Similar fragments (the most possible copy fragment) shown between, is screened by threshold value afterwards, such that it is able to
Judge whether certain two video constitutes copy, and if constitute copy, then can record this similar fragments
Original position and final position distribution moment.
Specifically, when audiovisual presentation being carried out copy and judging and position, first said process is obtained
The audio/video frames (bright spot shown in corresponding diagram 8 Far Left figure) of reference video corresponding to similar features enter
The row time extends, and obtains the reference video fragment of described reference video, the sound corresponding to described similar features
Audio/video frames in video image carries out time extension, obtains comparing in described audiovisual presentation described reference
The similar fragments (as shown in Fig. 8 middle graph) that video is constituted;Calculate described in described audiovisual presentation similar
Similarity between fragment and described reference video fragment, i.e. calculates similar fragments in audiovisual presentation corresponding
The similarity of the audio/video frames audio/video frames corresponding with reference video fragment, to each audio/video frames obtained
Similarity average;If described similarity is more than setting threshold value, then judge described audiovisual presentation structure
Become copy, and record original position and the final position of the similar fragments of described audiovisual presentation.

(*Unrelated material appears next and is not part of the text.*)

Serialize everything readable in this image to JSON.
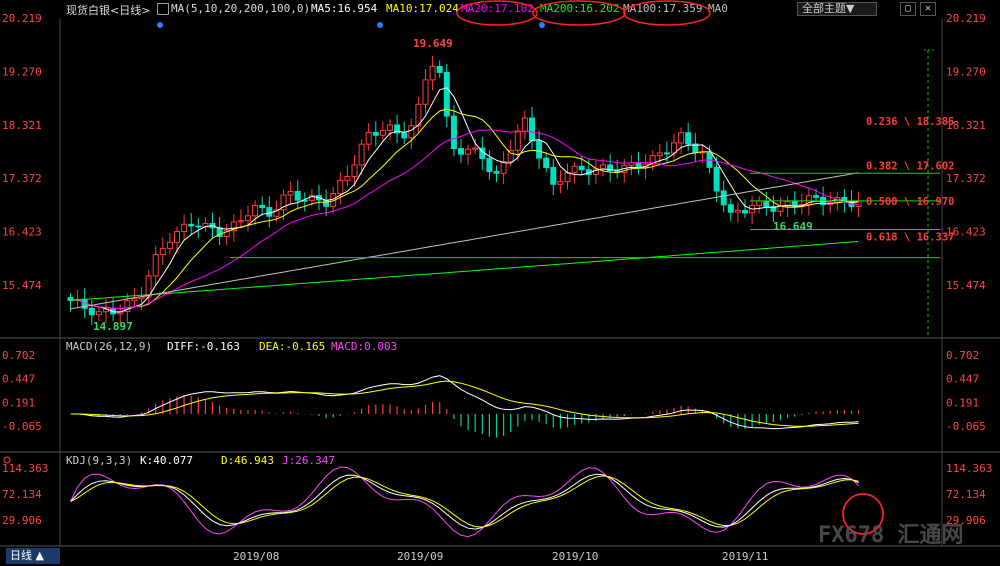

It is to say, the audio/video frames that similar fragments is corresponding in calculating audiovisual presentation and reference video
During similarity, to each frame (including the feature of 64 bits) in this similar fragments and reference video segment
Corresponding frame carries out Characteristic Contrast, calculates similarity, averages afterwards, by this meansigma methods and predetermined threshold value
Relatively, if similarity is more than setting threshold value, then judges that described audiovisual presentation constitutes copy, and record institute
State original position and the final position of the similar fragments of audiovisual presentation.
It is exemplified below:
100 frames (i.e. one audio-video sequence) if in similar fragments, between the 10-20 second of inquiry video
100 frames between the 30-40 second of corresponding reference video, then by 100 between the 10-20 second of inquiry video
Each frame correspondence in frame and each frame in 100 frames between the 30-40 second of reference video are compared,
Calculate the similarity of each frame respectively, in the such as first frame 64 bit, have feature and the reference of 50 bits
Frame of video is identical, then the similarity S1=50/64 ≈ 0.78125 of this first frame;With this principle, obtain second
Similarity S2 of frame ..., similarity S100 of 100 frames, each similarity is averaged, obtains phase
Like in fragment, inquire about the similarity of video and reference video, it is assumed that be 0.95, it (is set with setting threshold value
It is 0.9) compare, thus may determine that inquiry video constitutes copy, and record the start bit of this similar fragments
Put and final position.
Judging and in position fixing process at above-mentioned copy, an inquiry video there may be multiple similar fragments
Situation, can string together record by the plurality of similar fragments.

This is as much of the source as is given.